Gear mechanisms are key components for rotating machinery ranging from automotive, hydraulic systems to aviation systems. As a more reliable, safer, economical fault diagnostic method, vibration and acoustic signatures of such systems have been widely studied. There are only a few numbers of studies incorporating sound and vibration monitoring together, for different working hours of the mechanism, rotating at different operational parameters. A bevel gear test setup was developed in-house to observe the effect of different operating conditions as shaft loading, shaft speed, lubrication level and abrasive contamination along with different operating hours. The system operating condition was also monitored, by obtaining visual photographs of gear teeth.
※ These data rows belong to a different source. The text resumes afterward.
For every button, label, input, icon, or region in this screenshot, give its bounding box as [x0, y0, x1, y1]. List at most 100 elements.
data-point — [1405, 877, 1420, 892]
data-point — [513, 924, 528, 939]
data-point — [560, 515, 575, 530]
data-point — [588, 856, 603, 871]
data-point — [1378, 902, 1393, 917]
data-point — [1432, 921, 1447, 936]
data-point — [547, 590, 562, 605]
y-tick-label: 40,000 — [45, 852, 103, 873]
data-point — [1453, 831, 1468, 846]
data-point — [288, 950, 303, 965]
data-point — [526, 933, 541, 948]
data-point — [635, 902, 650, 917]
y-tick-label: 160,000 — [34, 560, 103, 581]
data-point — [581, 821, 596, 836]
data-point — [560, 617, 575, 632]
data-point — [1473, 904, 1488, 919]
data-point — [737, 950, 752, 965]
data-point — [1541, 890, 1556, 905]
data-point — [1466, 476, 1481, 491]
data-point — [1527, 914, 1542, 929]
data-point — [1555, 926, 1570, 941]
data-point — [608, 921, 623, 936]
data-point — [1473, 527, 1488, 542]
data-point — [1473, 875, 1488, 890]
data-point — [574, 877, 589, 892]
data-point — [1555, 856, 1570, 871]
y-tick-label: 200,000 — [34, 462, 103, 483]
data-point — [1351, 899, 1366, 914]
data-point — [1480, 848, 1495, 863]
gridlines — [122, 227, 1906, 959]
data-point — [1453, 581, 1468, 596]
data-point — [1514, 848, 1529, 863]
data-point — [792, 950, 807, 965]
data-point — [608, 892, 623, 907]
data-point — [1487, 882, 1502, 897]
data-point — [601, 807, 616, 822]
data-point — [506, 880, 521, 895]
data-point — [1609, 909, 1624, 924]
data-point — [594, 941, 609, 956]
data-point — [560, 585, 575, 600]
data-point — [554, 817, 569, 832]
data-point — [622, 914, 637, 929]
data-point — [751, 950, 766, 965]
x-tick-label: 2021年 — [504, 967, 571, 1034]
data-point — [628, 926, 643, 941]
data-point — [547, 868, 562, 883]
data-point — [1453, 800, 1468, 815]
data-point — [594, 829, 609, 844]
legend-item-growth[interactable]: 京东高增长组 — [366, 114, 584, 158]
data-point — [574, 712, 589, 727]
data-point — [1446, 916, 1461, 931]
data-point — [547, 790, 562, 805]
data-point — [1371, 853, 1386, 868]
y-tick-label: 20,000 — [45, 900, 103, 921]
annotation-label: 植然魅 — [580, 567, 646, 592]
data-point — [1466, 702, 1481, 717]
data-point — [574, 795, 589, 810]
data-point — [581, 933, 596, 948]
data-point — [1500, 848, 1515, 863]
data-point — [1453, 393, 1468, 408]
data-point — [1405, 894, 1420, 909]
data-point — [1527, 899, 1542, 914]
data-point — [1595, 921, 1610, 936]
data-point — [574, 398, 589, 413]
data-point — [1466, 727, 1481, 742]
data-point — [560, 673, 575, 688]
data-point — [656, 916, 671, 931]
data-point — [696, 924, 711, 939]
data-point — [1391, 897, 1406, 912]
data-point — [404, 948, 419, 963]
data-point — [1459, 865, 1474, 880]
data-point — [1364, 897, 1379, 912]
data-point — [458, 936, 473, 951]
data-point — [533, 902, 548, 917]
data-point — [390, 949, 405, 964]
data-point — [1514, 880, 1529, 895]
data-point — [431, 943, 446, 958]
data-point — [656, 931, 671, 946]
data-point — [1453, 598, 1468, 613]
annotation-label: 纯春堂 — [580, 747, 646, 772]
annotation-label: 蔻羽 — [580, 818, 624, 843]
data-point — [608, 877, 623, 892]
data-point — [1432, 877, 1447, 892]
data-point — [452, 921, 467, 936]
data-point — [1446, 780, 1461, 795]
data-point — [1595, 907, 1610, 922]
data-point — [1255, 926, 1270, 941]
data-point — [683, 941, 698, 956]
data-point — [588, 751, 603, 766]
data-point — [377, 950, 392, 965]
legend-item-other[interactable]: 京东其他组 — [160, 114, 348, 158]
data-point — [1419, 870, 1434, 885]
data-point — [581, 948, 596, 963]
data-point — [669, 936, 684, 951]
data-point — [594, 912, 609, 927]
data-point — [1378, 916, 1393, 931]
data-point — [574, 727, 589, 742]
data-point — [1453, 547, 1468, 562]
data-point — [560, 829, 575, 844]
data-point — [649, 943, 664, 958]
Vibration and sound signals were recorded followed by fast Fourier Transform and Power Spectrum Density computations to extract the features used in developing a Multi-Layer Perceptron (MLP) based Neural Network and a Neural Pattern Recognition algorithm for fault classification purposes. It has been shown that sound and vibration measurements can be confidently used to predict bevel gear fault conditions.